Since religious participation is now de facto as well as de jure optional, churches increasingly play to their base--in particular, to women who are comfortable with traditional sex-roles. These traditional women do the work they do at home and in pink-collar occupations in a church setting--caring for children and the elderly, catering, cleaning, entertaining, decorating and drudge work. The shrinking population of traditional women are pleased to have the opportunity to contribute their talents to the Church and to have their work honored but the growing number of women who, in their secular lives, play different roles and have different expectations, find most churches inhospitable. Imagine that you are a woman who is an investment banker, a lawyer or an academic and decide to become "involved" in your local church. Coming from a world where men and women do the same jobs and mingle freely you find yourself in a social setting where most activities are sex segregated and where there are different expectations for men and women. You are asked to volunteer for childcare during the service and hustled into women's organizations that run bake sales. You have a nanny that does childcare; you don't bake cookies, don't have the time or energy to participate in the church activities that are expected of women and aren't interested in "doing for" people; you have little in common with the traditional women with whom you are expected to socialize and find the church "community" alien.

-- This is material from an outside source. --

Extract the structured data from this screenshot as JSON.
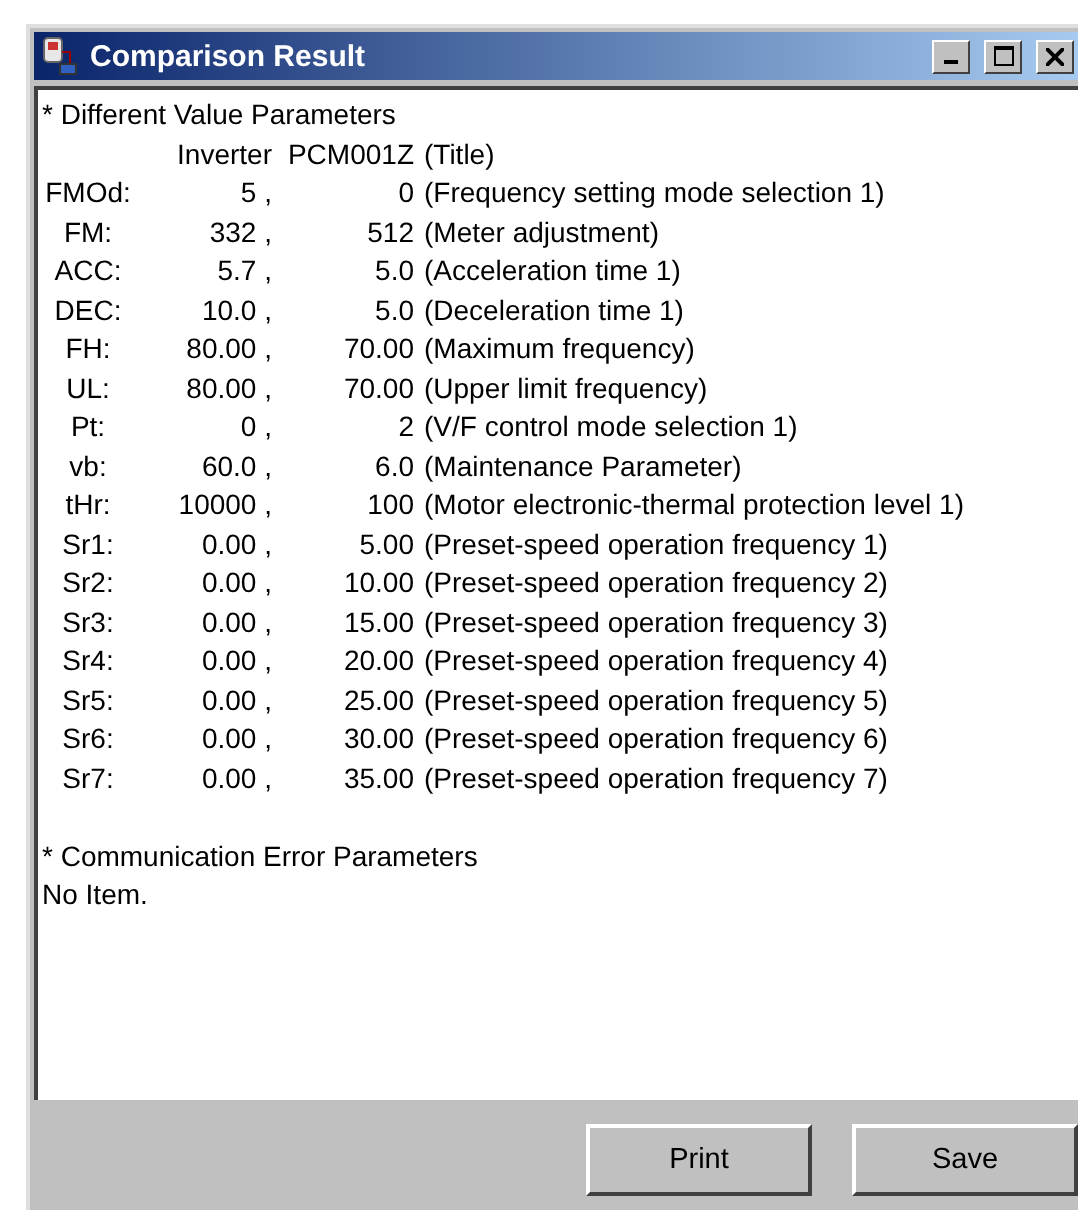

The Church is a better deal for traditional women than it is for men, but a very bad deal for non-traditional women who, predictably, are disinclined to participate. This is very bad news for the Church where, traditionally, women have made the church-going decisions for their households. When St. Paul converted Lydia she brought all her family, including slaves, into the Church. Clarence Day, Sr. depended on Vinnie to get him into heaven and expected her to do the religion job for the entire family. If women don't do this job the Church suffers--and currently, fewer women are willing to do this job. Churches don't notice because there is still a preponderance of women in the Church--primarily elderly ladies and "traditional" women. But, since there are fewer traditional women in the population, there are fewer women in the Church and so fewer men and children.
If the Church is interested in growth without changing its fundamental structure or commitments there is an option though not one that is either desirable or feasible: see to it that secular society is lousy--see to it that women don't have any viable career paths in the secular world, maintain traditional sex roles in the home, and make sure that the bulk of the population is poor, insecure and oppressed. In third world countries that maintain these conditions, signaled by high marriage and fertility rates, religion is booming. If however the Church wants to survive in modern, affluent societies where low marriage and fertility rates signal the economic emergence of women, it needs to reconsider and revise its program and policies.